Die Luft war ansonsten genauso trocken und die Hitze genauso erdrückend wie vorher. Die Sonne hing wie ein Klumpen geschmolzenen Goldes hoch an einem wolkenlosen Himmel. Rand hatte sich eine Schufa zum Schutz gegen die Sonne um den Kopf gewickelt und trank gelegentlich aus dem Wasserschlauch an Jeade'ens Sattel. Seltsamerweise half es ihm, daß er sein Wams trug. Er schwitzte wohl nicht weniger, aber unter der roten Wolle blieb sein Hemd feucht und verschaffte ihm so etwas Kühlung. Mat hatte ein großes weißes Taschentuch mit Hilfe eines Stricks auf seinem Kopf festgebunden. Es hing ihm wie eine Narrenkappe über den Nacken herunter. Dazu hob er ständig die Hand, um seine Augen vor dem grellen Sonnenschein zu schützen. Er trug den beschrifteten Speer mit der Schwertklinge wie eine Lanze, den Schaft unten in einen Steigbügel gestützt.

Ihre Gruppe bestand aus ungefähr vierhundert Jindo. Rand und Mat ritten neben Rhuarc und Heim an der Spitze. Die Aiel gingen natürlich zu Fuß. Ihre Zelte und einiges aus der Beute von Tear hatten sie auf Maulesel und Pferde geladen. Eine Anzahl von Töchtern des Speers war bereits vor ihnen als Kundschafter ausgeschwärmt. Einige Steinhunde bildeten die Nachhut. Die Hauptgruppe war eingerahmt von wachsamen Augen, bereitgehaltenen Speeren und Bögen mit aufgelegten Pfeilen. Angeblich galt der Friede von Rhuidean ja solange, bis diejenigen, die zum Chaendaer gegangen waren, in ihre eigene Festung zurückkehrten, aber Rhuarc hatte Rand erklärt, daß durchaus schon Fehler vorgekommen seien, und Entschuldigungen und selbst ein Blutpreis hatten die Toten auch nicht wieder aus ihren Gräbern auferstehen lassen. Rhuarc schien gerade diesmal einen Fehler für besonders wahrscheinlich zu halten, sicher vor allem der Gruppe von Shaido wegen.

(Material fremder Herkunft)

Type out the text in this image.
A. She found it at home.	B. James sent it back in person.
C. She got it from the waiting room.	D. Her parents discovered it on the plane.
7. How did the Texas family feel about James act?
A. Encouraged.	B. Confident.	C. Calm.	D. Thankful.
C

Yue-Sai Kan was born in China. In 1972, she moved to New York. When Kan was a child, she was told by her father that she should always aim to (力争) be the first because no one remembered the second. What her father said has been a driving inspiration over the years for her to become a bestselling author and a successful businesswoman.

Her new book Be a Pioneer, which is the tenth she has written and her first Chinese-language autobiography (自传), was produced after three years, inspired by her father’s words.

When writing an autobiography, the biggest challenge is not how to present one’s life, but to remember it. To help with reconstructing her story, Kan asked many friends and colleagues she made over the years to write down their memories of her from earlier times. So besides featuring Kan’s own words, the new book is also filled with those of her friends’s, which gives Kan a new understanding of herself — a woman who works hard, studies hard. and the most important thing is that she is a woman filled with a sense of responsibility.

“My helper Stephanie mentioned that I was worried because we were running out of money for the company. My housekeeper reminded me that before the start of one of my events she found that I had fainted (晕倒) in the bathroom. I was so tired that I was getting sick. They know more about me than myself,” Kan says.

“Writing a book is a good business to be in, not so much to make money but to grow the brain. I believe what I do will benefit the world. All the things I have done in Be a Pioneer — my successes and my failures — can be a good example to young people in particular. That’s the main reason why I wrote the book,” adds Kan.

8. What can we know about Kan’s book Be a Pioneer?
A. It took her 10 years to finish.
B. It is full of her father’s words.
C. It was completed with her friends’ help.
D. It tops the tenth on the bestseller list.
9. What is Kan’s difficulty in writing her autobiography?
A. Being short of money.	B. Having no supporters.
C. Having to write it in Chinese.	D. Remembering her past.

Das Gebiet des Shaido-Clans lag weit jenseits von dem der Jindo-Taardad, aber in der gleichen Richtung vom Chaendaer aus gesehen, und so zogen sie parallel zu den Jindo vielleicht eine Viertelmeile entfernt dahin. Nach Rhuarcs Aussage hätte Couladin eigentlich noch einen weiteren Tag lang auf die Rückkehr seines Bruders warten müssen. Daß Rand Muradin gesehen hatte, nachdem dieser seine eigenen Augen ausgerissen hatte, machte keinen Unterschied. Die ihnen zugestandene Wartezeit betrug nun einmal zehn Tage. Früher abzureisen bedeutete, daß man denjenigen, der nach Rhuidean gegangen war, im Stich ließ. Und doch hatte Couladin den Shaido befohlen, das Lager abzubrechen, sobald er gesehen hatte, wie die Jindo ihre Packtiere beluden. Nun marschierten die Shaido mit ihren eigenen Kundschaftern und einer Nachhut einher, schienen die Jindo zu ignorieren, ließen aber doch den Abstand zwischen beiden Gruppen nie größer werden als dreihundert Schritt. Es war normal, daß man Zeugen aus mindestens einem halben Dutzend der größeren Septimen dabei hatte, wenn ein Mann nach Rhuidean ging, um Clanhäuptling zu werden. Couladin hatte auf diese Art etwa doppelt so viele Leute dabei wie die Jindo. Rand vermutete, daß nur die dritte Gruppe, die sich etwa in der Mitte zwischen den Shaido und den Taardad hielt, der Grund war, warum sich der Abstand nicht plötzlich verringerte und zu einer tödlichen Auseinandersetzung führte.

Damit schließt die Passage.